The RSAA hopes to capitalize on the growth that has occurred in collegiate esports, and collegiate League of Legends more specifically, over the past few years. Sherman said this includes collegiate programs at the varsity level, which Riot was already organizing, as well as junior varsity and intramural collegiate athletics.
"Riot has always been focused on growing collegiate LoL as part of our mission to ensure that LoL is a global sport that lasts for generations," Sherman said. "It's the next step in maturing the way that we think about collegiate LoL."
Riot hopes that the RSAA will give them more of a direct line of communication with schools; previously this was limited to one-off reaching out to specific universities and colleges, or accepting public speaking opportunities.

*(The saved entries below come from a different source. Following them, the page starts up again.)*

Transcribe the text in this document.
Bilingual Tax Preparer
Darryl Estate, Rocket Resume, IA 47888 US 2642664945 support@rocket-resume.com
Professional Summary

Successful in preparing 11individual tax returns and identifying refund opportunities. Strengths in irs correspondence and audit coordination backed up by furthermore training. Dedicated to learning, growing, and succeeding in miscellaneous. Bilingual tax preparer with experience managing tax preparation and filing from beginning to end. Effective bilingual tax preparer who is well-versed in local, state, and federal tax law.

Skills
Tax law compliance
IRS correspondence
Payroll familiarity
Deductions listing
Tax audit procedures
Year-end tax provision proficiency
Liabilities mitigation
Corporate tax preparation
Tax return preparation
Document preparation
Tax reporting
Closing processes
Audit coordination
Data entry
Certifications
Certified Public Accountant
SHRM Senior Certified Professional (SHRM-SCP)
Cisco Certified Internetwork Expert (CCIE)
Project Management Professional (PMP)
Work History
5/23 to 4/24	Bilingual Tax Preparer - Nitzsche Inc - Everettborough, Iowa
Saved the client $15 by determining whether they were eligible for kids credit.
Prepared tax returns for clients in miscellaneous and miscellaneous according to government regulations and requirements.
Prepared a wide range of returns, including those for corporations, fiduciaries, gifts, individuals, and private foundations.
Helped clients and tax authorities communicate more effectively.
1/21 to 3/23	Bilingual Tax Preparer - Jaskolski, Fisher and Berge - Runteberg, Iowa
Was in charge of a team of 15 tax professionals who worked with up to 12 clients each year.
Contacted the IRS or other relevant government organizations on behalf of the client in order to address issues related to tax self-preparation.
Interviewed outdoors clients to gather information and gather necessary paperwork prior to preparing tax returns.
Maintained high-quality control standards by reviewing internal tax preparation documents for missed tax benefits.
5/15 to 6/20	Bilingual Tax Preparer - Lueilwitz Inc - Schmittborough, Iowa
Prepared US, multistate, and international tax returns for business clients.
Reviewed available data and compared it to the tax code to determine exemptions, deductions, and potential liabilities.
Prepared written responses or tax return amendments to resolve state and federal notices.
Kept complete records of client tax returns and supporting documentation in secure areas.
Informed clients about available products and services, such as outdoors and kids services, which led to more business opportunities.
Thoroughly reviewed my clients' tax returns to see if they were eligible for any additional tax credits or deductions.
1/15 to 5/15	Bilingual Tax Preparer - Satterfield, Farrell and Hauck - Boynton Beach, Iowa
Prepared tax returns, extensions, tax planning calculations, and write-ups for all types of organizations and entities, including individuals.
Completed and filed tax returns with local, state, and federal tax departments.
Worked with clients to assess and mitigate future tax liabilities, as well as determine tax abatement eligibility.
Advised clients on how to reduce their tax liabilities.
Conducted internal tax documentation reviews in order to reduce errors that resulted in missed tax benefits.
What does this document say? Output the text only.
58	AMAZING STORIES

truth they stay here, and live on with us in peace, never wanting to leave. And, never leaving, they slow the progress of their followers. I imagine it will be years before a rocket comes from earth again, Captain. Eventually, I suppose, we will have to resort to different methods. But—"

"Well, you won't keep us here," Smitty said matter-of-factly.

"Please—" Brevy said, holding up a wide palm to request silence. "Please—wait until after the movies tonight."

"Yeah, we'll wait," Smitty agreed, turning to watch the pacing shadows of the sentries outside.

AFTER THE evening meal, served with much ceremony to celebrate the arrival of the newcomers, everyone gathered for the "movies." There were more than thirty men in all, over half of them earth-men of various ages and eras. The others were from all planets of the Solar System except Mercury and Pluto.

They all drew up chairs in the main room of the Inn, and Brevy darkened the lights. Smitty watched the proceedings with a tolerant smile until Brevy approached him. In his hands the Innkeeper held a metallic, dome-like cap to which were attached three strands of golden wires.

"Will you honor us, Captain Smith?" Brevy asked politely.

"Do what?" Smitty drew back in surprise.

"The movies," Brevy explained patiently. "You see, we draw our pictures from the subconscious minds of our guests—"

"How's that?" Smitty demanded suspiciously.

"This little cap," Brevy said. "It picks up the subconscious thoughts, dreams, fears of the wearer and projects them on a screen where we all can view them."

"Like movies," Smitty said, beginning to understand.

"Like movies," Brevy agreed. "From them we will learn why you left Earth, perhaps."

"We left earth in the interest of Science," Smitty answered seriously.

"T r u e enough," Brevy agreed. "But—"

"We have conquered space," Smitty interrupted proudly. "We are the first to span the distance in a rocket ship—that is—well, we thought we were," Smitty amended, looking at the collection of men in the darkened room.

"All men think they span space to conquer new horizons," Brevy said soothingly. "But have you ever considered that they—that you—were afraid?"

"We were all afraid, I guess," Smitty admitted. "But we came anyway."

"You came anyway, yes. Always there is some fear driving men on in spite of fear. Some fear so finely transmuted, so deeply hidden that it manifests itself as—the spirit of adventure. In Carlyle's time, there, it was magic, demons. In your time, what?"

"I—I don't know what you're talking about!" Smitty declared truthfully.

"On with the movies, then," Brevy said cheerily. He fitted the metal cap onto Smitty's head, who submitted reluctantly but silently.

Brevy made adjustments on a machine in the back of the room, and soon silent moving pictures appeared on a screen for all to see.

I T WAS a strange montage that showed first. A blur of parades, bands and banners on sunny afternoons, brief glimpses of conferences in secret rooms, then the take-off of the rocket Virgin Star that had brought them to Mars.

"One of our main goals for the RSAA is to improve our ability to have two-way conversations with schools," Riot Games' scholastic lead Matthew Birris said. "It's very important to present LoL as a sport to colleges."
Sherman said that collegiate tournament organizers will still be able to operate at the junior varsity and community levels. The tier-one competition for College League of Legends was already under Riot's purview before the RSAA announcement. Even so, the addition of more communication lines and the board of advisors under the RSAA will be a substantial undertaking.
The news of the RSAA comes on the heels of the NCAA's April 30 decision to table the discussion of their involvement in collegiate esports. Previously, the NCAA had cited esports' growth potential as a reason for giving a potential foray into esports serious consideration and had hired Melcher's Intersport as a consultant.
"We haven't treated this as reactionary," Sherman said. He has been working to organize something like the RSAA in its current form for the past few years and said that the RSAA has undergone many iterations before the one announced today.
Melcher and the advisory board will have their work cut out for them as they face similar challenges that the NCAA encountered during their research, including the fight for collegiate players to have the ability to earn money off of sponsorships and Twitch streams as well as existing federal laws that affect collegiate athletics like Title IX.
Sherman said Riot Games doesn't currently have to make many concessions regarding these challenges although they have researched them in preparation for the future. That analysis included everything from looking into how much collegiate esports athletes are making off of tournaments or streams to a recent diversity and inclusion audit of schools participating in the College League of Legends season.